Kein Zuschlag im Nachprüfungsverfahren
Ausgangspunkt der Rechtsprechung zum verzögerten Zuschlag war eine gewissermaßen klassische Situation: Ein Konkurrent hat ein Nachprüfungsverfahren beantragt, und während des Nachprüfungsverfahrens darf der Auftraggeber von Gesetz wegen den Zuschlag nicht erteilen. Dieses Zuschlagsverbot hat der Gesetzgeber aufgestellt, um zu verhindern, dass einem Nachprüfungsantrag durch Zuschlagserteilung Sinn und Fundament entzogen werden. Denn Ziel des Nachprüfungsverfahren ist es, Art und Weise einer bevorstehenden Vergabe zu prüfen und die rechtswidrige Benachteiligung von Unternehmen zu beseitigen und insbesondere ihnen die Chance auf die Auftragserteilung offen zu halten.

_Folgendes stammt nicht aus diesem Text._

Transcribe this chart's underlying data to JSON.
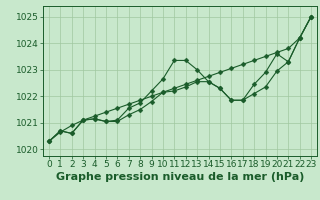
{
  "xlabel": "Graphe pression niveau de la mer (hPa)",
  "x": [
    0,
    1,
    2,
    3,
    4,
    5,
    6,
    7,
    8,
    9,
    10,
    11,
    12,
    13,
    14,
    15,
    16,
    17,
    18,
    19,
    20,
    21,
    22,
    23
  ],
  "line_straight": [
    1020.3,
    1020.65,
    1020.9,
    1021.1,
    1021.25,
    1021.4,
    1021.55,
    1021.7,
    1021.85,
    1022.0,
    1022.15,
    1022.3,
    1022.45,
    1022.6,
    1022.75,
    1022.9,
    1023.05,
    1023.2,
    1023.35,
    1023.5,
    1023.65,
    1023.8,
    1024.2,
    1025.0
  ],
  "line_mid": [
    1020.3,
    1020.7,
    1020.6,
    1021.1,
    1021.15,
    1021.05,
    1021.1,
    1021.55,
    1021.75,
    1022.2,
    1022.65,
    1023.35,
    1023.35,
    1023.0,
    1022.55,
    1022.3,
    1021.85,
    1021.85,
    1022.45,
    1022.9,
    1023.6,
    1023.3,
    1024.2,
    1025.0
  ],
  "line_low": [
    1020.3,
    1020.7,
    1020.6,
    1021.1,
    1021.15,
    1021.05,
    1021.05,
    1021.3,
    1021.5,
    1021.8,
    1022.15,
    1022.2,
    1022.35,
    1022.55,
    1022.55,
    1022.3,
    1021.85,
    1021.85,
    1022.1,
    1022.35,
    1022.95,
    1023.3,
    1024.2,
    1025.0
  ],
  "ylim_min": 1019.75,
  "ylim_max": 1025.4,
  "yticks": [
    1020,
    1021,
    1022,
    1023,
    1024,
    1025
  ],
  "bg_color": "#c8e8cc",
  "line_color": "#1a5c2a",
  "grid_color": "#a0c8a0",
  "xlabel_fontsize": 8,
  "tick_fontsize": 6.5
}
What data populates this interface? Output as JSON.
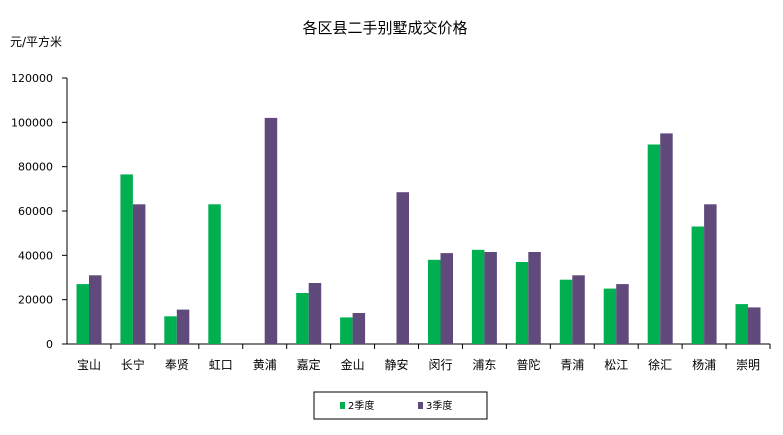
{
  "chart_data": {
    "type": "bar",
    "title": "各区县二手别墅成交价格",
    "ylabel": "元/平方米",
    "xlabel": "",
    "ylim": [
      0,
      120000
    ],
    "yticks": [
      0,
      20000,
      40000,
      60000,
      80000,
      100000,
      120000
    ],
    "grid": false,
    "legend": "bottom",
    "categories": [
      "宝山",
      "长宁",
      "奉贤",
      "虹口",
      "黄浦",
      "嘉定",
      "金山",
      "静安",
      "闵行",
      "浦东",
      "普陀",
      "青浦",
      "松江",
      "徐汇",
      "杨浦",
      "崇明"
    ],
    "series": [
      {
        "name": "2季度",
        "color": "#00b050",
        "values": [
          27000,
          76500,
          12500,
          63000,
          null,
          23000,
          12000,
          null,
          38000,
          42500,
          37000,
          29000,
          25000,
          90000,
          53000,
          18000
        ]
      },
      {
        "name": "3季度",
        "color": "#604a7b",
        "values": [
          31000,
          63000,
          15500,
          null,
          102000,
          27500,
          14000,
          68500,
          41000,
          41500,
          41500,
          31000,
          27000,
          95000,
          63000,
          16500
        ]
      }
    ]
  }
}
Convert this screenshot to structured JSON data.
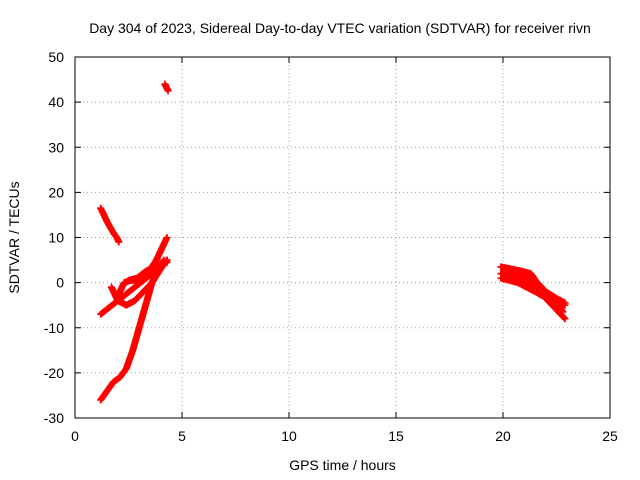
{
  "chart_data": {
    "type": "scatter",
    "title": "Day 304 of 2023, Sidereal Day-to-day VTEC variation (SDTVAR) for receiver rivn",
    "xlabel": "GPS time / hours",
    "ylabel": "SDTVAR / TECUs",
    "xlim": [
      0,
      25
    ],
    "ylim": [
      -30,
      50
    ],
    "x_ticks": [
      0,
      5,
      10,
      15,
      20,
      25
    ],
    "y_ticks": [
      -30,
      -20,
      -10,
      0,
      10,
      20,
      30,
      40,
      50
    ],
    "x_tick_labels": [
      "0",
      "5",
      "10",
      "15",
      "20",
      "25"
    ],
    "y_tick_labels": [
      "-30",
      "-20",
      "-10",
      "0",
      "10",
      "20",
      "30",
      "40",
      "50"
    ],
    "grid": true,
    "marker": "plus",
    "color": "#ff0000",
    "series": [
      {
        "x": [
          4.2,
          4.25,
          4.3,
          4.35
        ],
        "y": [
          44,
          43.5,
          43,
          42.5
        ]
      },
      {
        "x": [
          1.2,
          1.35,
          1.5,
          1.65,
          1.8,
          1.95,
          2.05
        ],
        "y": [
          16.5,
          15,
          13.5,
          12.2,
          11,
          10,
          9
        ]
      },
      {
        "x": [
          1.2,
          1.5,
          1.8,
          2.1,
          2.4,
          2.7,
          3.0,
          3.3,
          3.6,
          3.9,
          4.15
        ],
        "y": [
          -26,
          -24,
          -22,
          -21,
          -19,
          -15,
          -10,
          -5,
          0,
          3,
          5
        ]
      },
      {
        "x": [
          1.2,
          1.6,
          2.0,
          2.4,
          2.8,
          3.2,
          3.6,
          4.0,
          4.3
        ],
        "y": [
          -7,
          -5.5,
          -4,
          -2.5,
          -1,
          0.5,
          2,
          3.5,
          5
        ]
      },
      {
        "x": [
          1.7,
          2.0,
          2.4,
          2.8,
          3.2,
          3.6,
          4.0,
          4.3
        ],
        "y": [
          -1,
          -4,
          -5,
          -4,
          -2,
          0,
          3,
          5
        ]
      },
      {
        "x": [
          2.0,
          2.3,
          2.6,
          3.0,
          3.4,
          3.8,
          4.1,
          4.3
        ],
        "y": [
          -3,
          0,
          0.5,
          0.5,
          2,
          5,
          8,
          10
        ]
      },
      {
        "x": [
          2.5,
          2.9,
          3.3,
          3.7,
          4.0,
          4.3
        ],
        "y": [
          0.5,
          1,
          2.5,
          3.5,
          4,
          4.5
        ]
      },
      {
        "x": [
          19.9,
          20.3,
          20.7,
          21.1,
          21.5,
          21.9,
          22.3,
          22.7,
          22.9
        ],
        "y": [
          1,
          0.5,
          0,
          -1,
          -2,
          -3,
          -5,
          -7,
          -8
        ]
      },
      {
        "x": [
          19.9,
          20.3,
          20.7,
          21.1,
          21.4,
          21.7,
          22.1,
          22.5,
          22.9
        ],
        "y": [
          2,
          1.5,
          1,
          0.5,
          -1,
          -2.5,
          -3.5,
          -4.5,
          -5
        ]
      },
      {
        "x": [
          19.9,
          20.4,
          20.9,
          21.3,
          21.6,
          22.0,
          22.5,
          22.9
        ],
        "y": [
          3.5,
          3,
          2.5,
          2,
          0,
          -2,
          -3.5,
          -4.5
        ]
      },
      {
        "x": [
          20.2,
          20.7,
          21.2,
          21.6,
          22.0,
          22.4,
          22.8
        ],
        "y": [
          2.8,
          2.2,
          1.2,
          -0.5,
          -2,
          -4,
          -6.5
        ]
      }
    ]
  }
}
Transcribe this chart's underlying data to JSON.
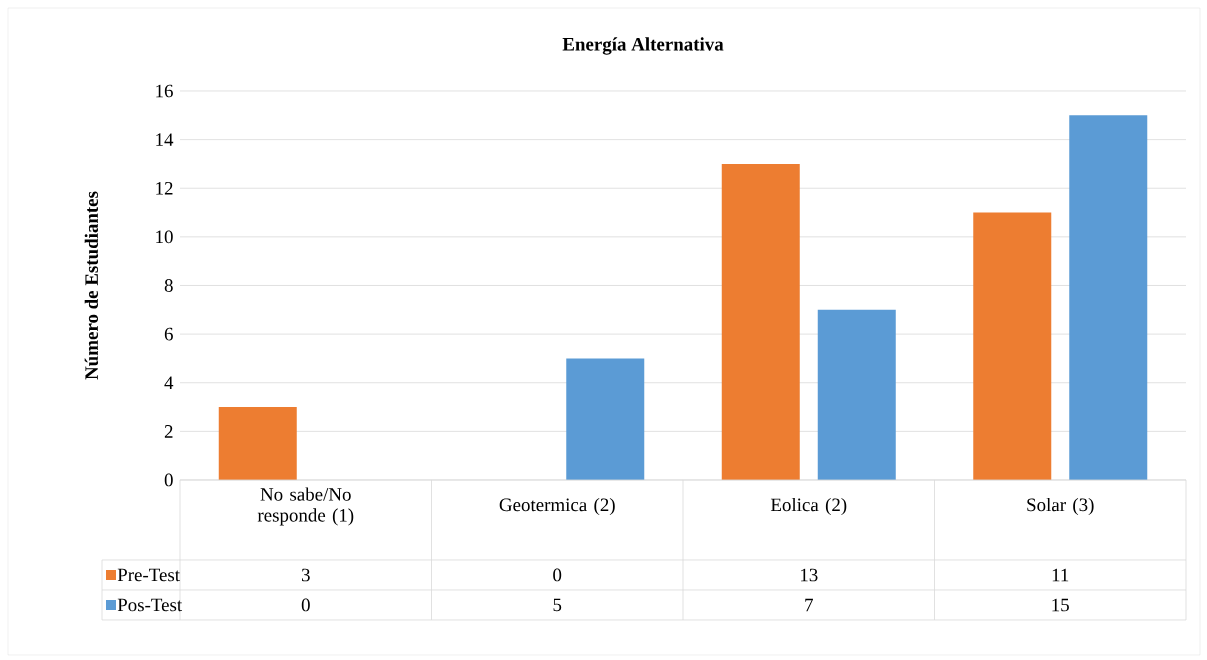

Angebotsbindung verlängern
Nachprüfungsverfahren dauern vor der Vergabekammer nur wenige Wochen, aber das zweitinstanzliche Verfahren vor dem Oberlandesgericht kann schon etwas länger dauern. Im allerersten vom BGH entschiedenen Fall ging es beispielsweise um eine Verzögerung von insgesamt einem Jahr. In einem solchen Fall werden die Bieter eigentlich immer gebeten, die Bindung an ihr Angebot zu verlängern.
Der Auftraggeber würde also gerne den Zuschlag erteilen, darf bzw. kann es aber nicht.
Die alten Termine gelten weiter!
Im ersten vom BGH entschiedenen Fall war es so, dass die ursprünglich in den Vergabeunterlagen vorgesehenen Termine bei Zuschlagserteilung bereits abgelaufen waren. Der öffentliche Auftraggeber hat ja das Problem, dass er in Offenen Verfahren die Vertragsbedingungen nicht mehr verhandeln kann – und schon gar mit nur einem einzigem Bieter.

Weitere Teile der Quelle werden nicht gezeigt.